Japon : l’interdiction du “mariage” homosexuel n’est pas inconstitutionnelle

22 Juin, 2022
Provenance: fsspx.news
Le château d’Osaka

Un tribunal japonais a statué le lundi 20 juin 2022 que l’interdiction du mariage homosexuel dans le pays ne violait pas la Constitution, rejetant les demandes d’indemnisation de trois couples gays qui affirmaient que leur droit à l’union libre et à l’égalité avait été violé.

La décision du tribunal du district d’Osaka est la deuxième à être rendue sur la question, en désaccord avec celle rendue l’année dernière par un tribunal de Sapporo qui a jugé inconstitutionnelle l’interdiction des mariages homosexuels.

Les deux décisions reflètent la division persistante sur la question au Japon, le seul membre du G7 qui ne reconnaît pas les unions homosexuelles.

L’affaire sera probablement portée devant la Cour suprême du Japon, basée à Chiyoda, Tokyo, qui est la plus haute autorité judiciaire du Japon.

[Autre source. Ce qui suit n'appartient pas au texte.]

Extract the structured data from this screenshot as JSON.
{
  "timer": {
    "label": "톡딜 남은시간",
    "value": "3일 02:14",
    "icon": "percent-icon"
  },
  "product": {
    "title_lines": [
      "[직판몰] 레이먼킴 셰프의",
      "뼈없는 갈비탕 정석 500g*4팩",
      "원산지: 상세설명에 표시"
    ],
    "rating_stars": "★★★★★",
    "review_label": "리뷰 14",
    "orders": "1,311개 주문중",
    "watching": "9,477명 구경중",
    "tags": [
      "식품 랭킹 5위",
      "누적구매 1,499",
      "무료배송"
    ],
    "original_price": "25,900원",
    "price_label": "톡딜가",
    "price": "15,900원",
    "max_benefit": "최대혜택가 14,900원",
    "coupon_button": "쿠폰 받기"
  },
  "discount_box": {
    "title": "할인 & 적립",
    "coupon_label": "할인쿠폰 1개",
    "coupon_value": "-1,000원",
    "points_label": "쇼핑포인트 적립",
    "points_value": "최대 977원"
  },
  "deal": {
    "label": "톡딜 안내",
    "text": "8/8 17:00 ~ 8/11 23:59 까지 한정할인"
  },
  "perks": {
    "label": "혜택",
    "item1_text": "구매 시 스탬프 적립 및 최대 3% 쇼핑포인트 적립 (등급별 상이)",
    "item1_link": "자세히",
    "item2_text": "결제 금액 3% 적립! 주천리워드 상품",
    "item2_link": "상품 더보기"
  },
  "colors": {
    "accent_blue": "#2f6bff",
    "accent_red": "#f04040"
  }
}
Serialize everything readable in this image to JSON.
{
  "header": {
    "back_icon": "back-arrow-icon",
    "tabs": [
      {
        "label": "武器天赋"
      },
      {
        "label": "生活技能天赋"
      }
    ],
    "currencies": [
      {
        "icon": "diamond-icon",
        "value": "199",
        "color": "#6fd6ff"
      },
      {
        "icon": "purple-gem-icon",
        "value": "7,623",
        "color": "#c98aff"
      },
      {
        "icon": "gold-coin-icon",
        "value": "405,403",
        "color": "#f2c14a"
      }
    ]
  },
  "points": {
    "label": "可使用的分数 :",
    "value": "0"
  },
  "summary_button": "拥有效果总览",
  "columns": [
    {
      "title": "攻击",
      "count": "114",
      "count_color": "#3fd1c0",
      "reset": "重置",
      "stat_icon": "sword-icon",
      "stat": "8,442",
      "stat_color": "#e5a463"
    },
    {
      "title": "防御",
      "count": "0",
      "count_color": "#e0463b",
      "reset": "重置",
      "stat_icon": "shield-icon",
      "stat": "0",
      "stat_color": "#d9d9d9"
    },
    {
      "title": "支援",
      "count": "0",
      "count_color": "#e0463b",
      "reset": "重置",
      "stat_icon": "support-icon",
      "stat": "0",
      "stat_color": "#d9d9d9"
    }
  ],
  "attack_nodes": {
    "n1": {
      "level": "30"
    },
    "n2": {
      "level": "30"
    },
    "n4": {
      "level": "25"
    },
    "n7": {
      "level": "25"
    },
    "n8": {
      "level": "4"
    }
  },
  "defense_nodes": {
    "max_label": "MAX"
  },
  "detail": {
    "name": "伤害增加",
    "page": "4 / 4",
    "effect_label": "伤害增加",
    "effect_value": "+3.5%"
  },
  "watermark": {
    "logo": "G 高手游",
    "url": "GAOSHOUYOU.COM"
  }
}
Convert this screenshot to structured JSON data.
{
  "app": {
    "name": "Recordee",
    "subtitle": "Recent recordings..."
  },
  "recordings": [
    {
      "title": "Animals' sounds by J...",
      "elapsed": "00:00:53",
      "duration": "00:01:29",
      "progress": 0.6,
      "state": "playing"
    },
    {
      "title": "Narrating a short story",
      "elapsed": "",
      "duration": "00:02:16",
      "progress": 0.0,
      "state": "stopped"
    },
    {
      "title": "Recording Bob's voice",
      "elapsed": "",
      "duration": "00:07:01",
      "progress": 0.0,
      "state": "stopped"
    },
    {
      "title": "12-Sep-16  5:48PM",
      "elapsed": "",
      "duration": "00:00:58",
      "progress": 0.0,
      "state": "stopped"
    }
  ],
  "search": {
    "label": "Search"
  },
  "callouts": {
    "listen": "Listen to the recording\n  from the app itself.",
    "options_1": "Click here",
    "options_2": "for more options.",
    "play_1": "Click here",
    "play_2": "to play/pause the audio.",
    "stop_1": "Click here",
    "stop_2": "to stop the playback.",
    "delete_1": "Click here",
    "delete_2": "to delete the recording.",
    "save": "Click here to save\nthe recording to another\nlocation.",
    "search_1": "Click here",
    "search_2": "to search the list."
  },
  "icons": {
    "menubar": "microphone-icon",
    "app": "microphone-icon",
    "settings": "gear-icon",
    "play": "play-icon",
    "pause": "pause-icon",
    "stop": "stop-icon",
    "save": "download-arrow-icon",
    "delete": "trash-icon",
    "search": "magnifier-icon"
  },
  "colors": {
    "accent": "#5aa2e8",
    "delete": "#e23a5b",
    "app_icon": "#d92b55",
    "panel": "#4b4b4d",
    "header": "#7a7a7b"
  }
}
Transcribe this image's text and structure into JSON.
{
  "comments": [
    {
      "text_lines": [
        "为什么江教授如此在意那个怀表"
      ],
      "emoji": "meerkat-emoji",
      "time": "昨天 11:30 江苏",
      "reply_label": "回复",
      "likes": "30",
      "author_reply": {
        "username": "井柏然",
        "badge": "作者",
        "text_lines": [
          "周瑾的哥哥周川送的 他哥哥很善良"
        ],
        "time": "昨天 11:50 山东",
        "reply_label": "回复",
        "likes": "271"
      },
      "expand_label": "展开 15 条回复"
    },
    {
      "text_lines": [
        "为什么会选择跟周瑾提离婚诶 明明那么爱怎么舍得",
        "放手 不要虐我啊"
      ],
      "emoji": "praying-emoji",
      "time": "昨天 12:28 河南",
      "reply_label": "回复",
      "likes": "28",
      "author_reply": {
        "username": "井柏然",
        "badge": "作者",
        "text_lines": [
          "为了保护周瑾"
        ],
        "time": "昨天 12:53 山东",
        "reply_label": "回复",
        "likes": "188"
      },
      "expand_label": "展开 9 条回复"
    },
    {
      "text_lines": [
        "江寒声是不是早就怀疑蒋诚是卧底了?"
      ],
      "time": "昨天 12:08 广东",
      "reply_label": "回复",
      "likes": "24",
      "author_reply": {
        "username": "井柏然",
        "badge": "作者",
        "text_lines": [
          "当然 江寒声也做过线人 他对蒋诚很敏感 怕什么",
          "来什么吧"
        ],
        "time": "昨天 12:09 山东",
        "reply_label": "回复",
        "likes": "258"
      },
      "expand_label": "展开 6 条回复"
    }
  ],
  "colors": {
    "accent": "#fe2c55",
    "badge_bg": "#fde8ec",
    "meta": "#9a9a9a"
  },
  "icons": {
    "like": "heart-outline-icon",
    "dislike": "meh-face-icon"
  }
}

Elle dispose de l’autorité judiciaire ultime au sein du Japon pour appliquer la Constitution et décider des questions de droit.

Dans sa décision, le tribunal d’Osaka a rejeté la demande des plaignants qui souhaitaient obtenir un million de yens (environ 7000 €) de dommages et intérêts par couple pour la discrimination dont ils ont été victimes.

Les plaignants font partie des 14 couples homosexuels qui ont intenté des procès contre le gouvernement de cinq grandes villes – Sapporo, Tokyo, Nagoya, Fukuoka et Osaka – en 2019 pour violation des droits de libre union et d’égalité.

Ils ont fait valoir qu’ils ont été victimes d’une discrimination illégale en étant privés des mêmes avantages économiques et juridiques dont bénéficient les couples hétérosexuels grâce au mariage.

Les groupes de défense des droits LGBT avaient fait pression pour obtenir une loi sur l’égalité avant les Jeux olympiques de Tokyo de l’été dernier, lorsque l’attention internationale était concentrée sur le Japon, mais le projet de loi a été annulé par le parti conservateur au pouvoir.

Le tribunal d’Osaka a déclaré lundi que la liberté de mariage dans la constitution de 1947 ne fait référence qu’aux unions entre hommes et femmes et n’inclut pas les unions homosexuelles, et que donc l’interdiction des mariages homosexuels n’est pas anticonstitutionnelle.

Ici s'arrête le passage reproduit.